Workshop to Hammer Out Wagering Rules
Those rules will ultimately be discussed at a workshop with the Division of Pari-Mutuel Wagering on October 16, but were first released in a draft form last week. The rules are designed to put a stop to a growing number of questionable practices that are clearly outside of what the state intends to allow at such venues. And while some of these new rules work, those in the industry say that many simply show that regulators aren’t familiar enough with Florida’s gambling industry to make such sweeping changes.
“Some of them make sense,” said Ken Stirling, executive director of the Florida Horsemen’s Benevolent and Protective Association. “Some of them haven’t been thought out very well. One or two are pretty silly.”
One of the big areas covered in the draft rules is horse racing regulations designed to eliminate non-standard racing. Many in the industry agree that this is a good idea, as “barrel racing” and “flag-drop” racing have been seen by some operators as a way to cheaply earn payments that will also allow them to offer card rooms or slot machines alongside those races.
The new rules would help put an end to such practices. They would bar “the racing animal to change course in response to any obstacles on the racing surface” and ensure that jockeys conform to uniform and weight requirements that wouldn’t be a problem for legitimate racing operations.
Disagreement Over Acceptable Race Lengths
But the regulations don’t stop there, and that’s where some feel that the rules go wrong.

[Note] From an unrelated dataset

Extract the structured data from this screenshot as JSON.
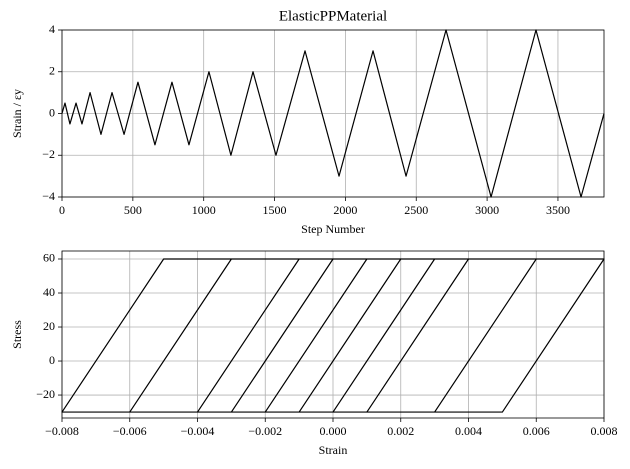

According to Stirling, some of these rules could devastate the racing industry if they aren’t changed.
For instance, the new regulations would require that all races are at least six furlongs in length – something that might make sense if you’ve only seen the Triple Crown races or the Breeder’s Cup, but which makes no sense for the industry as a whole.

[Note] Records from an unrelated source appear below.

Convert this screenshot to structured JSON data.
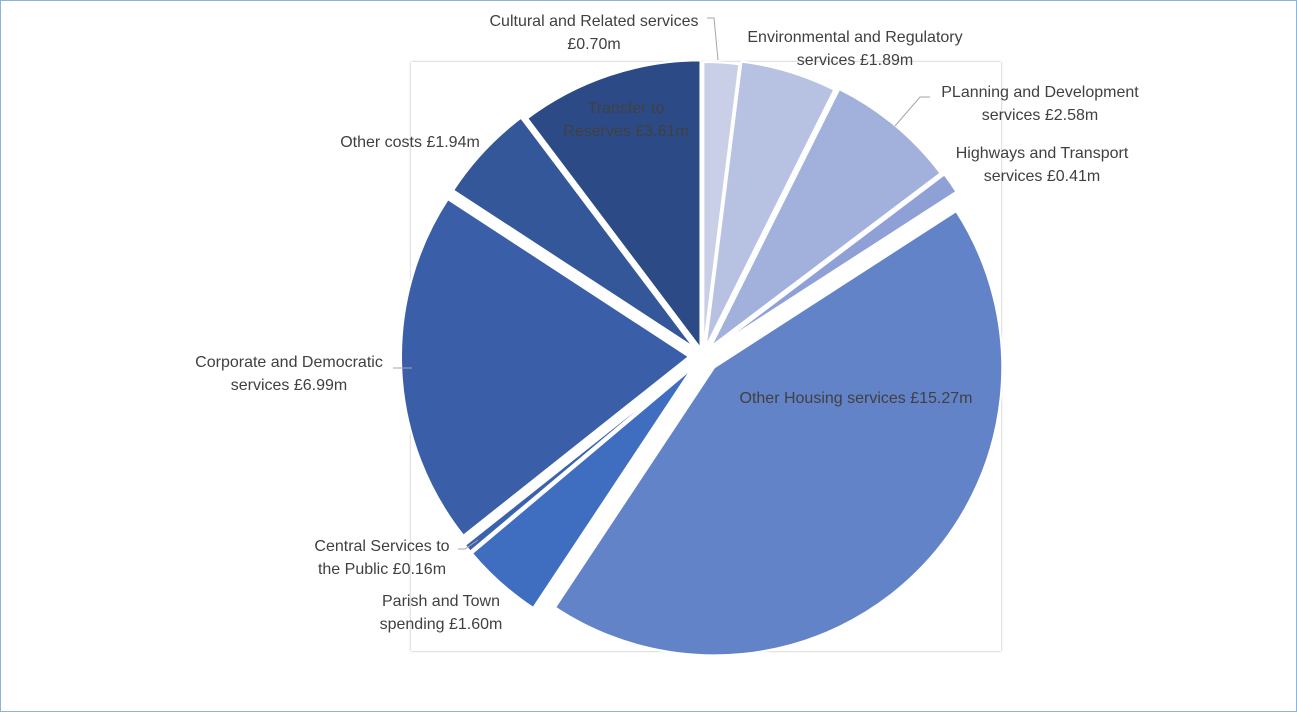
{
  "chart_data": {
    "type": "pie",
    "title": "",
    "start_angle_deg": 0,
    "direction": "clockwise",
    "slices": [
      {
        "name": "Cultural and Related  services",
        "value": 0.7,
        "display": "£0.70m",
        "color": "#c9cfe6",
        "label_lines": [
          "Cultural and Related  services",
          "£0.70m"
        ],
        "label_side": "outside-right-anchor"
      },
      {
        "name": "Environmental and Regulatory services",
        "value": 1.89,
        "display": "£1.89m",
        "color": "#b7c2e2",
        "label_lines": [
          "Environmental and Regulatory",
          "services £1.89m"
        ]
      },
      {
        "name": "PLanning and Development services",
        "value": 2.58,
        "display": "£2.58m",
        "color": "#a2b0dc",
        "label_lines": [
          "PLanning and Development",
          "services £2.58m"
        ]
      },
      {
        "name": "Highways and Transport services",
        "value": 0.41,
        "display": "£0.41m",
        "color": "#8ea0d6",
        "label_lines": [
          "Highways and Transport",
          "services £0.41m"
        ]
      },
      {
        "name": "Other Housing services",
        "value": 15.27,
        "display": "£15.27m",
        "color": "#6383c8",
        "label_lines": [
          "Other Housing services £15.27m"
        ]
      },
      {
        "name": "Parish and Town spending",
        "value": 1.6,
        "display": "£1.60m",
        "color": "#3f6dc0",
        "label_lines": [
          "Parish and Town",
          "spending £1.60m"
        ]
      },
      {
        "name": "Central Services to the Public",
        "value": 0.16,
        "display": "£0.16m",
        "color": "#3a62ad",
        "label_lines": [
          "Central Services to",
          "the Public £0.16m"
        ]
      },
      {
        "name": "Corporate and Democratic services",
        "value": 6.99,
        "display": "£6.99m",
        "color": "#3a5fa8",
        "label_lines": [
          "Corporate and Democratic",
          "services £6.99m"
        ]
      },
      {
        "name": "Other costs",
        "value": 1.94,
        "display": "£1.94m",
        "color": "#34579a",
        "label_lines": [
          "Other costs £1.94m"
        ]
      },
      {
        "name": "Transfer to Reserves",
        "value": 3.61,
        "display": "£3.61m",
        "color": "#2c4b86",
        "label_lines": [
          "Transfer to",
          "Reserves £3.61m"
        ]
      }
    ]
  }
}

“[The rule that] no race must be shorter than…six furlongs…is a killer,” Stirling said, noting that such races would be too long for two-year-old horses racing in the summer. “That’s silly. We run baby races at 4.5 furlongs and we’ve been doing it for a hundred years. I know they’re in Tallahassee, but we have these things called phones.”

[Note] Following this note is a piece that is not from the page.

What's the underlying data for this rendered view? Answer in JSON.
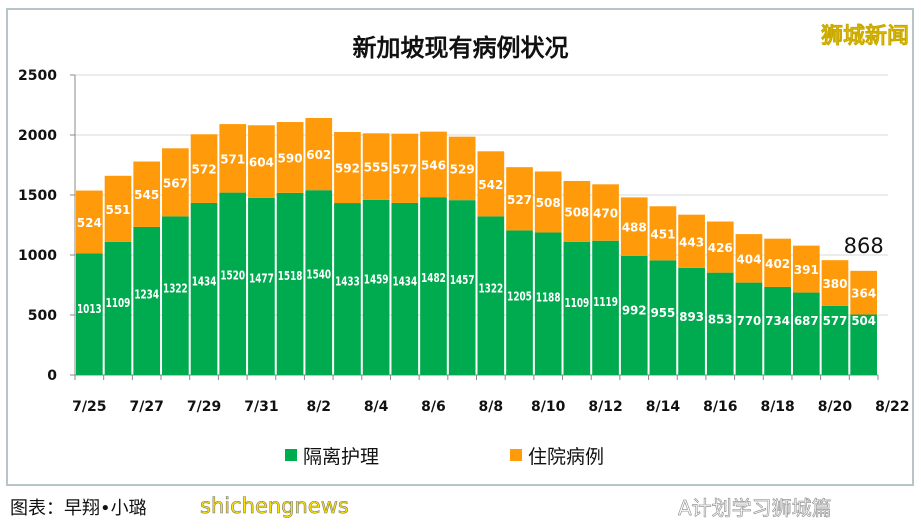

He also objected to a rule that states that every race must have at least six horses – a rule that could cause races to be canceled due to last minute scratches.
Jai-Alai would also be affected by the new regulations. For instance, each venue would be required to have eight certified players in rotation. This rule comes in response to a controversy at Ocala Poker and Jai-Alai, which began the 2012 season with just two players.
While there may be issues with the rules, division director Leon Biegalski says there shouldn’t be a problem, and that the workshops are designed to help iron out these problems with the industry’s help.
“They’re draft rules. They’re a starting point. We want to make sure that all the permit holders and all the stake holders are on the same page in terms of what the regulation is that’s out there and what should be out there,” Biegalski said.